Physically and Chemically Induced Band Bending Changes at the Surfaces of TiO2 Nanoparticles Studied by Photoluminescence Spectroscopy

TiO2-based photocatalytic/photovoltaic applications have received enormous research interest. However, one key problem inhibiting practical application is the fast photoexcited electron/hole pair recombination rate, thus understanding photoexcited electron hole behavior is of critical importance. Band bending, which has been seldom studied but widely exist in semiconductor photochemistry, may play important roles in dictating electron and hole behavior. In this thesis, photoluminescence (PL) spectroscopy was employed to study the band bending changes in TiO2 nanoparticle powders caused by physical or chemical means.
We studied the effect of mixing singled-walled carbon nanotubes (SWNT) into TiO2 nanoparticle powders on charge transport improvement. It was found that SWNTs accept electrons from photoexcited TiO2 and quench the PL intensity from TiO2. However, charge transport through TiO2 nanoparticles is not improved by mixing SWNTs, which is inferred from similar time constant of the PL increase under continuous UV irradiation. This is due to the effect of charge immobilization caused by positively charged TiO2 particles which inhibit electrons transferred to SWNTs from being transported away through SWNT channels.
We also found that small coverages of 3 nm-Au nanoparticles deposited on TiO2 significantly diminish the 540 nm (2.3 eV) PL emission from TiO2 due to injection of photoexcited electrons into the Au nanoparticles. The lack of PL increase from Au/TiO2 during continuous UV irradiation is due to a short circuit established through Au nanoparticles where transferred electrons in Au recombine non-radiatively with holes in TiO2. The photoexcited electron transfer from TiO2 to the Au nanoparticles can occur from the Au particle perimeter over a distance of at least 4 nm.
Oxygen adsorption was found to change the band bending of the anatase phase TiO2 in P25 nanopowder in different ways. First, oxygen can adsorb through irreversible reaction with defects, reducing the intrinsic upward band bending at the TiO2 surface and resulting in increased PL emission. Second, oxygen exposure also leads to molecular chemisorption that yields an outermost negative charge at the surface which increases the upward band bending of TiO2 and decreases the PL emission. Since band bending plays an active role in directing charge carrier to the surfaces, the finding that oxygen adsorption can have two different, and quite opposite, effects on the band bending of TiO2 provides a new perspective on how oxygen may influence photocatalytic reaction efficiencies.

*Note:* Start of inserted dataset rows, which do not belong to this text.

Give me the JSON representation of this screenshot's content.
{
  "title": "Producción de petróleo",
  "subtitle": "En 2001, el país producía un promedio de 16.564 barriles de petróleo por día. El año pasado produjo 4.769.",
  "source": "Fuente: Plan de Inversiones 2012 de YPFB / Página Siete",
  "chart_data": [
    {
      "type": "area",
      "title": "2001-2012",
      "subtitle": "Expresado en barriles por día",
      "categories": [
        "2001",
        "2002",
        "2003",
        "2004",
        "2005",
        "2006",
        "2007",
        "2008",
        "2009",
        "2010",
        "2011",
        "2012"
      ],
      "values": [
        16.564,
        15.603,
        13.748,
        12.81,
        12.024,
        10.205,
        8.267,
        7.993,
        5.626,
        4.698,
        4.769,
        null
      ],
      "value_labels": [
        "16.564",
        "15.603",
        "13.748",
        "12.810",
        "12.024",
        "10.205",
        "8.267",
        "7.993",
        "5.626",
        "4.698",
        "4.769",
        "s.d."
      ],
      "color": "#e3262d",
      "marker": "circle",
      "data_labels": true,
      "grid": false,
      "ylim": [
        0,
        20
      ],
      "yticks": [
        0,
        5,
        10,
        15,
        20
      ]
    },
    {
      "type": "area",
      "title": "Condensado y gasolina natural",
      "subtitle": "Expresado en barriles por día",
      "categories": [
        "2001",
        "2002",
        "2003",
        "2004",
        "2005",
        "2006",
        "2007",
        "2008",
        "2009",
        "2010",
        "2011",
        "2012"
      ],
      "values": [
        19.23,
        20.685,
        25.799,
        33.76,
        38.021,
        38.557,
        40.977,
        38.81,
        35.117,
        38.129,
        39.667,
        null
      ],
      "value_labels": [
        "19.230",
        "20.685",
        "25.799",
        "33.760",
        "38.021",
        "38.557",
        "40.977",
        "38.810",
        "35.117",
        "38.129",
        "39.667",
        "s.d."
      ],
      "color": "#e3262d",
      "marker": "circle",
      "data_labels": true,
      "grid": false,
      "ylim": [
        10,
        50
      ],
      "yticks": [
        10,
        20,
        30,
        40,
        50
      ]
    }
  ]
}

We also found that the band bending of TiO2 may change during the course of photoelectrochemical reactions. The PL intensity of TiO2 increases when exposed to hydrogen cations under continuous UV irradiation, signaling a decrease in the upward band bending and increased electron-hole radiative recombination rate, is caused by charge transfer during photoreduction of hydrogen cations. Residual photoexcited holes left in TiO2 due to the transfer of photoexcited electrons to hydrogen cations lowers the original upward band bending and increases the radiative charge recombination rate. This unusual observation that charge transfer during a photoelectrochemical reaction at a semiconductor interface alters the surface band bending and photoexcited electron/hole recombination rate suggests that photocatalytic activity may change during reactions.